Más recursos, pero no alcanza: Río Mayo sigue en rojo
La localidad ubicada en el sudoeste provincial se posicionó como el principal beneficiario del reparto provincial en el Departamento Senguer, concentrando casi la mitad de los recursos transferidos en el primer trimestre de 2026. Sin embargo, ese volumen de fondos no se traduce en equilibrio financiero: el municipio sigue en rojo, aun en un contexto donde el barril de petróleo —que durante meses se planteó como clave para mejorar los ingresos— hoy supera los 100 dólares. El contraste entre mayores recursos y cuentas tensionadas abre un interrogante inevitable sobre la administración de esos fondos.
La planilla oficial del Ministerio de Economía permite dimensionar con precisión cómo se distribuyeron los recursos en el Departamento Senguer durante los primeros tres meses del año. En el primer lugar se ubicó la Municipalidad de Río Mayo con $325.674.527,64, seguida por la Municipalidad de Río Senguer con $243.649.563,01. Bastante más atrás aparecen las comunas rurales: Ricardo Rojas con $31.528.653,47, Lago Blanco con $31.272.445,88, Aldea Beleiro con $30.221.413,42 y Aldea Apeleg con $27.774.340,27.
El total transferido por la Provincia al Departamento Senguer en ese período asciende a $690.120.943,69, lo que permite poner en perspectiva el peso específico de cada localidad. Río Mayo, por sí solo, concentró el 47,19% de esos recursos, mientras que las cuatro comunas rurales juntas no alcanzan a igualar el volumen que recibe el municipio riomayense.
La brecha es contundente.
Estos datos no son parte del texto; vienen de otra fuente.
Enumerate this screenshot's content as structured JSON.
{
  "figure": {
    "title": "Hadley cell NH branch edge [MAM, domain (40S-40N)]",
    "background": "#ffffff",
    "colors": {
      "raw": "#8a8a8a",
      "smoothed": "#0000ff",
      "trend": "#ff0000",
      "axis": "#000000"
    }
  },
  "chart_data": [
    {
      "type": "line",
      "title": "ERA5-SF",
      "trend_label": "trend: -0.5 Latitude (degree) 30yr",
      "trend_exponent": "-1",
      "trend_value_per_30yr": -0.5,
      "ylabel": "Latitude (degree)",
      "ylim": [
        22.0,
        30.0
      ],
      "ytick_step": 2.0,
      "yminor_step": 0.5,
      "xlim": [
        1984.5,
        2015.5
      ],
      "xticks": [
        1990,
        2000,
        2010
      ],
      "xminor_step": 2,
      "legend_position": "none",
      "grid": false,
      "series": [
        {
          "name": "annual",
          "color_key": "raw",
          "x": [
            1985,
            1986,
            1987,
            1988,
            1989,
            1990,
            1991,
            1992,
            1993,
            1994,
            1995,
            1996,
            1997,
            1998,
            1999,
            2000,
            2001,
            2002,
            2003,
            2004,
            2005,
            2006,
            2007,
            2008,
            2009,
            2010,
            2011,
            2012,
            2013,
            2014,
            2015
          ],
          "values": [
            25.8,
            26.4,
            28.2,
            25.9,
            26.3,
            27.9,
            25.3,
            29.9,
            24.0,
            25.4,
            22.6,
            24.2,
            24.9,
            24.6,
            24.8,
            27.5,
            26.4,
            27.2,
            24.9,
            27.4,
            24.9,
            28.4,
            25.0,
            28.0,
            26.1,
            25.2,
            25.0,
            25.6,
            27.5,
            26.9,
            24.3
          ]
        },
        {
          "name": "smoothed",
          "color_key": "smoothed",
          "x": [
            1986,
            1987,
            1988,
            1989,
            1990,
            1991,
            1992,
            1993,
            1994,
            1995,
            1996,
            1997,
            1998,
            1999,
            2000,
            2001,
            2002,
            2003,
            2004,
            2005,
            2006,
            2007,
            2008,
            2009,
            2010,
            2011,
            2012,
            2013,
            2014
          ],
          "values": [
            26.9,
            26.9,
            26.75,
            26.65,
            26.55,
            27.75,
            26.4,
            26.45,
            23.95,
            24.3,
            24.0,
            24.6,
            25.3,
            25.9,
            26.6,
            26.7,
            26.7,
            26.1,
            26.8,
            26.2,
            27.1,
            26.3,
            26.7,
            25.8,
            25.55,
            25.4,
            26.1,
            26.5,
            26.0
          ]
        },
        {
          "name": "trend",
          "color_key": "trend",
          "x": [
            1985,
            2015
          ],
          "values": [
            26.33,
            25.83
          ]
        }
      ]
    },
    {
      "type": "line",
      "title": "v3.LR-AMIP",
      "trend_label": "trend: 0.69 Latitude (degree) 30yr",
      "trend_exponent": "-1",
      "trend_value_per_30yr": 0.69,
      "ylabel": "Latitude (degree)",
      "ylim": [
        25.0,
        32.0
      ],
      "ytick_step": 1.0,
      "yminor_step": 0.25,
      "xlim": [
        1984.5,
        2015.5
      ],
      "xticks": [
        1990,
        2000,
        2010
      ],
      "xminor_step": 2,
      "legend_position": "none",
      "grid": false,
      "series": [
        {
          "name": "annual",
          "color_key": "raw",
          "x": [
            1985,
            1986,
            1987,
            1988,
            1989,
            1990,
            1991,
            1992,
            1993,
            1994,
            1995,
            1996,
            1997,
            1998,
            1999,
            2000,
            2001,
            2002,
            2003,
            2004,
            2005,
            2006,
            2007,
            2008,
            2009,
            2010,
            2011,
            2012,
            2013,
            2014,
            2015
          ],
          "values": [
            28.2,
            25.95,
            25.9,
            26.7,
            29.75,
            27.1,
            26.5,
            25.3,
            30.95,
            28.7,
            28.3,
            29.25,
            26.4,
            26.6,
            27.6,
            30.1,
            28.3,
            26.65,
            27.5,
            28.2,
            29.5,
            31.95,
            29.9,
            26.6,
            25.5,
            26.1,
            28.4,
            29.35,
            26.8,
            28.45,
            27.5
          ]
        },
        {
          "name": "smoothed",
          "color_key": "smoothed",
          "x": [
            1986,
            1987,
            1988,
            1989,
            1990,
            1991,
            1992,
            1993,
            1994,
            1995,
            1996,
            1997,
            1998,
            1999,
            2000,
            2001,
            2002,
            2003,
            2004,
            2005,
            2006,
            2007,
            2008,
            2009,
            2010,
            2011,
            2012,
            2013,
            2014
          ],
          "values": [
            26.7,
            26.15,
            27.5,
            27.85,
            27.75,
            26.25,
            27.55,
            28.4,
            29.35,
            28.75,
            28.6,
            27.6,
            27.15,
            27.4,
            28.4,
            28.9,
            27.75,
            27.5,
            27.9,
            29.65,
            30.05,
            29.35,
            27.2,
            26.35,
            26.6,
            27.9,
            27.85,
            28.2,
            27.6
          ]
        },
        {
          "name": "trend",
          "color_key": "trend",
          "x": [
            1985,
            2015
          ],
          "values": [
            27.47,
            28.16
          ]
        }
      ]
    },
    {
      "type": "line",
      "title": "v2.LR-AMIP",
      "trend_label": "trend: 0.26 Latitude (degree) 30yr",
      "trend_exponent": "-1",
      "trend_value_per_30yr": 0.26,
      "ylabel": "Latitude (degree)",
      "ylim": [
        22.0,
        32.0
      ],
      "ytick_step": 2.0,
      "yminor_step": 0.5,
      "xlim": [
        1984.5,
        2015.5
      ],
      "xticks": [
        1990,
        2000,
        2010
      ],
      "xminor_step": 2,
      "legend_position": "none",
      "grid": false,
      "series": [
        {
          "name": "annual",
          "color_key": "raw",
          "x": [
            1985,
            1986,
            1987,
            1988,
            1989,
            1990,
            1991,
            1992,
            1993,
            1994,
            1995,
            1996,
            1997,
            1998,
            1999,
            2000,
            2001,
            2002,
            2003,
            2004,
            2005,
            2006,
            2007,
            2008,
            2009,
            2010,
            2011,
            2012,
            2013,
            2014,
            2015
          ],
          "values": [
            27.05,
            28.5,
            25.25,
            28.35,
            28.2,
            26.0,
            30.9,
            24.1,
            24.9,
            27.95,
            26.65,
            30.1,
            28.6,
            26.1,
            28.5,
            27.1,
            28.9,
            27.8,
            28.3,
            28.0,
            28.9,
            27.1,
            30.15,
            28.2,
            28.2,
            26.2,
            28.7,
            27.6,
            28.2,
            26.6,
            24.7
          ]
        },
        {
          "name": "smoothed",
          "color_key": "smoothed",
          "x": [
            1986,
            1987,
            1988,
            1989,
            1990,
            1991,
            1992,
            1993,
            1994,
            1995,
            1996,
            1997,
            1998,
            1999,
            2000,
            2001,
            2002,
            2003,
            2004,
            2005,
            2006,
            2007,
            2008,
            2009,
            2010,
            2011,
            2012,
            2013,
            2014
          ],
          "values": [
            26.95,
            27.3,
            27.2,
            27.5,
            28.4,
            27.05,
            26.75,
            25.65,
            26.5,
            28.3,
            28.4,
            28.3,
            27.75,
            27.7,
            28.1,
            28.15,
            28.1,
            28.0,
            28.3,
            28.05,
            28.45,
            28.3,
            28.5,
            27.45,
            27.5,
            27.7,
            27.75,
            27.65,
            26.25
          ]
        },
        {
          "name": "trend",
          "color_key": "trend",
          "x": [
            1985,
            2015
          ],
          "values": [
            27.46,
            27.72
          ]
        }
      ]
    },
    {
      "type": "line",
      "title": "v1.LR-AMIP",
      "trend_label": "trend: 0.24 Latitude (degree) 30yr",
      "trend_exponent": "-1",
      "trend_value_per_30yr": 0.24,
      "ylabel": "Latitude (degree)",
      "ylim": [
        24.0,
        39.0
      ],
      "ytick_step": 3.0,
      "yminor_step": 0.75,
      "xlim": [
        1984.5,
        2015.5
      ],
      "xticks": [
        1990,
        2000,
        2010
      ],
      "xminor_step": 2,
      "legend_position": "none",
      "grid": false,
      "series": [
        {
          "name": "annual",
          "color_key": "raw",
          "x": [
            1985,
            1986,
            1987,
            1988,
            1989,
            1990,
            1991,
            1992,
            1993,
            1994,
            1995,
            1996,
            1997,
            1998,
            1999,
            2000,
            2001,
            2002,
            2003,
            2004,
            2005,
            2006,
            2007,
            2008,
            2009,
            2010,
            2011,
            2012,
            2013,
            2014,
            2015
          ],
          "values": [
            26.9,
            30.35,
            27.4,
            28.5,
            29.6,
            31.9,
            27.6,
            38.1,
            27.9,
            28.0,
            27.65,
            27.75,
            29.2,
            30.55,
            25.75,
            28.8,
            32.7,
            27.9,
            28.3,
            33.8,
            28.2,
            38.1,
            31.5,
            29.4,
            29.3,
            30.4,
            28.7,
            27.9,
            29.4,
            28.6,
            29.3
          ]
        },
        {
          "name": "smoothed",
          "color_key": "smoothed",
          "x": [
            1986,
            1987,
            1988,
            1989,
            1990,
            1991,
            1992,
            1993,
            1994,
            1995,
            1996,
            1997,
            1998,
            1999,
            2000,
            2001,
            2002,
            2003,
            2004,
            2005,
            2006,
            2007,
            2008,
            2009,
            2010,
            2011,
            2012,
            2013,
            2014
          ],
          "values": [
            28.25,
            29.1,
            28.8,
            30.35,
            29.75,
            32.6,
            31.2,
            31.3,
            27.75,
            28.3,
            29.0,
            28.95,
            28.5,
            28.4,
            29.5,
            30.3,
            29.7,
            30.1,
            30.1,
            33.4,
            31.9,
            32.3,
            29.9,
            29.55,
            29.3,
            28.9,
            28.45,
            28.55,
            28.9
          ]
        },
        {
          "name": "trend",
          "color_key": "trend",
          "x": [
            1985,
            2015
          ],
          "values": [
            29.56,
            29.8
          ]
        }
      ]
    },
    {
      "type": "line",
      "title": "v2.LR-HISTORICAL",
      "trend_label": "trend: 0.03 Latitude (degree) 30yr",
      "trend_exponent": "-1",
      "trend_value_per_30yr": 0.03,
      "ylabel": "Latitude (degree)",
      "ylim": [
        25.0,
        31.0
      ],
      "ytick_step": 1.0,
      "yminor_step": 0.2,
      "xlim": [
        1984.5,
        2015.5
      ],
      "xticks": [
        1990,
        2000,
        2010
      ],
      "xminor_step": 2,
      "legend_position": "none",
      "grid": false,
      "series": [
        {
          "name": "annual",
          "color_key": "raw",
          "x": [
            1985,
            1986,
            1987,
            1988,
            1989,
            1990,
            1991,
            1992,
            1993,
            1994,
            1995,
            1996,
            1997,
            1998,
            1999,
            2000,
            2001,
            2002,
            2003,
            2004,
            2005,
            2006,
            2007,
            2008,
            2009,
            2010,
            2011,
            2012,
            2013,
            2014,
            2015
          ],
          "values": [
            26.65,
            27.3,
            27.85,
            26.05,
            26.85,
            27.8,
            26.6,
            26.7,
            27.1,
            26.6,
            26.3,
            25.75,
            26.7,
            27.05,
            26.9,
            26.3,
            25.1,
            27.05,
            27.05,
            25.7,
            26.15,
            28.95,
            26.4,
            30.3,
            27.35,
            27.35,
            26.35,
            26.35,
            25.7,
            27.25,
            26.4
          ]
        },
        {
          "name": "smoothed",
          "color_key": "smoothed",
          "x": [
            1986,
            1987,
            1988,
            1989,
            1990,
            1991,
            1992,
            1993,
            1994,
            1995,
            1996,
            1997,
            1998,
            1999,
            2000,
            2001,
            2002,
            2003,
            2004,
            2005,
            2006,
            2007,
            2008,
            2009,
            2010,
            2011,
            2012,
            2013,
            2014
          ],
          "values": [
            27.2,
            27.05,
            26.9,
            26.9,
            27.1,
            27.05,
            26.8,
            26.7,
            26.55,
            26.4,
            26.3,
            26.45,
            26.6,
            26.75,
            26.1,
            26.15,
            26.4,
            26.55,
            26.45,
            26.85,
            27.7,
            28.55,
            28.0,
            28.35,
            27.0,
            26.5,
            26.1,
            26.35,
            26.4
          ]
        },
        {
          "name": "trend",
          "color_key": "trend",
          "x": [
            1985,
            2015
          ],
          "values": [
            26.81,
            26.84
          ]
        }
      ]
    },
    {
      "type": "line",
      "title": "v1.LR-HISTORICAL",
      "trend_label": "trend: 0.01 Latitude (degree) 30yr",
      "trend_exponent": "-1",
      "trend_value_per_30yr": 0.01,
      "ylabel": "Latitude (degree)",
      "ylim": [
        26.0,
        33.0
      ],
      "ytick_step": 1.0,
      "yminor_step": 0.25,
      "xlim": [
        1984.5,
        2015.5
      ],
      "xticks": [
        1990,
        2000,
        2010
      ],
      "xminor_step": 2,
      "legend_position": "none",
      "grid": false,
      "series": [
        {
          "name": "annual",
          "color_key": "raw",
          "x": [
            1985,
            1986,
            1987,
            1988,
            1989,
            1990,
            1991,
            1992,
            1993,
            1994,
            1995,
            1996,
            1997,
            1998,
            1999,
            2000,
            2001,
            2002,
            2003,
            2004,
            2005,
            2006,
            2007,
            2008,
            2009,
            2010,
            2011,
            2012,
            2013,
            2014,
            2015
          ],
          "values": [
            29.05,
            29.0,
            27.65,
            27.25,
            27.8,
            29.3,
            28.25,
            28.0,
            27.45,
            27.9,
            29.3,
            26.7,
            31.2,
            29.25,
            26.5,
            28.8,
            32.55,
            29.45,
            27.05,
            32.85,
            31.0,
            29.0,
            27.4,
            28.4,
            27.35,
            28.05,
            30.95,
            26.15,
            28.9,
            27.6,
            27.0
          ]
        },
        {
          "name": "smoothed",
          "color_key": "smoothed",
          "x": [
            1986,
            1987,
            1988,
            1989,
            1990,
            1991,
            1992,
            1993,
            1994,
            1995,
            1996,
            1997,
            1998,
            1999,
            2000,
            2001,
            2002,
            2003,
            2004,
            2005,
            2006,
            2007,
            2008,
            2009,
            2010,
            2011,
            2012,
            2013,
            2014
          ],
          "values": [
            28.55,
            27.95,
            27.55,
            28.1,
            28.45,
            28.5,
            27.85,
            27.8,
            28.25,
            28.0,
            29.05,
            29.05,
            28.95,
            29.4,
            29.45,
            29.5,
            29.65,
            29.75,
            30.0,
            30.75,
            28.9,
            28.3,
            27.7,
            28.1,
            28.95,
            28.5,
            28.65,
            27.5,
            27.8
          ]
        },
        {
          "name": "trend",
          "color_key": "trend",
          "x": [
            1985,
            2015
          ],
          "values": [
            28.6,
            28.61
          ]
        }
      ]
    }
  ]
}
Río Mayo no solo lidera el ranking, sino que además recibe más de diez veces lo que percibe cada comuna rural y supera a Río Senguer por más de $82 millones en apenas un trimestre. En términos concretos, casi uno de cada dos pesos que la Provincia giró al Departamento Senguer terminó en Río Mayo.
Pero el dato más fuerte aparece cuando se cruza ese volumen de recursos con el contexto económico y político. Durante buena parte del año pasado, desde el propio municipio se sostenía que la situación financiera estaba condicionada por un barril de petróleo bajo, y que con valores en torno a los 60 dólares se podrían mejorar los ingresos y encarar otras acciones.
Hoy el escenario es completamente distinto. El precio internacional del petróleo superó los 100 dólares, es decir, prácticamente el doble de lo que se tenía como referencia meses atrás. El contexto que antes se señalaba como limitante ya no existe en los mismos términos.
En paralelo, desde la gestión se continúa planteando que la situación responde a una caída de recursos, particularmente en la coparticipación. Sin embargo, los datos empiezan a mostrar otra realidad.
A esto se suma un dato que termina de ordenar la discusión. En el primer trimestre de 2025 —cerrado el 25 de marzo— la Municipalidad de Río Mayo había recibido $332.408.732,30. En 2026, con un acumulado parcial de $325,6 millones y aún con dos transferencias pendientes, el municipio ya se encuentra prácticamente en el mismo nivel que el año pasado. Con ese escenario, todo indica que el trimestre cerrará por encima de los ingresos de 2025, descartando no solo una caída, sino evidenciando un incremento en los recursos provinciales.
Sin embargo, aun con ese flujo sostenido y en crecimiento, las cuentas municipales siguen en rojo. La gestión continúa apelando al descubierto bancario en el Banco del Chubut —herramienta que implica costos financieros y comisiones que se debitan directamente de la coparticipación—, al mismo tiempo que mantiene deudas con proveedores y registra retrasos en pagos.
A este cuadro se suma además el impacto de decisiones del gobierno nacional sobre la renta petrolera, con mecanismos que podrían implicar una quita cercana al 8% para provincias productoras como Chubut. Un factor que introduce incertidumbre, pero que por sí solo no alcanza para explicar la situación local.
La contradicción queda expuesta. Río Mayo no solo es el municipio que más recibe en todo el Departamento Senguer, sino que además lo hace en un contexto internacional favorable y con un flujo de ingresos que, lejos de caer, tiende a incrementarse. Sin embargo, las cuentas siguen sin cerrar.
Cuando los recursos están —y cada vez son más— pero el municipio continúa endeudándose y dependiendo de herramientas de corto plazo para sostener su funcionamiento, la discusión deja de estar en cuánto dinero llega. Y pasa, inevitablemente, a centrarse en cómo se administra.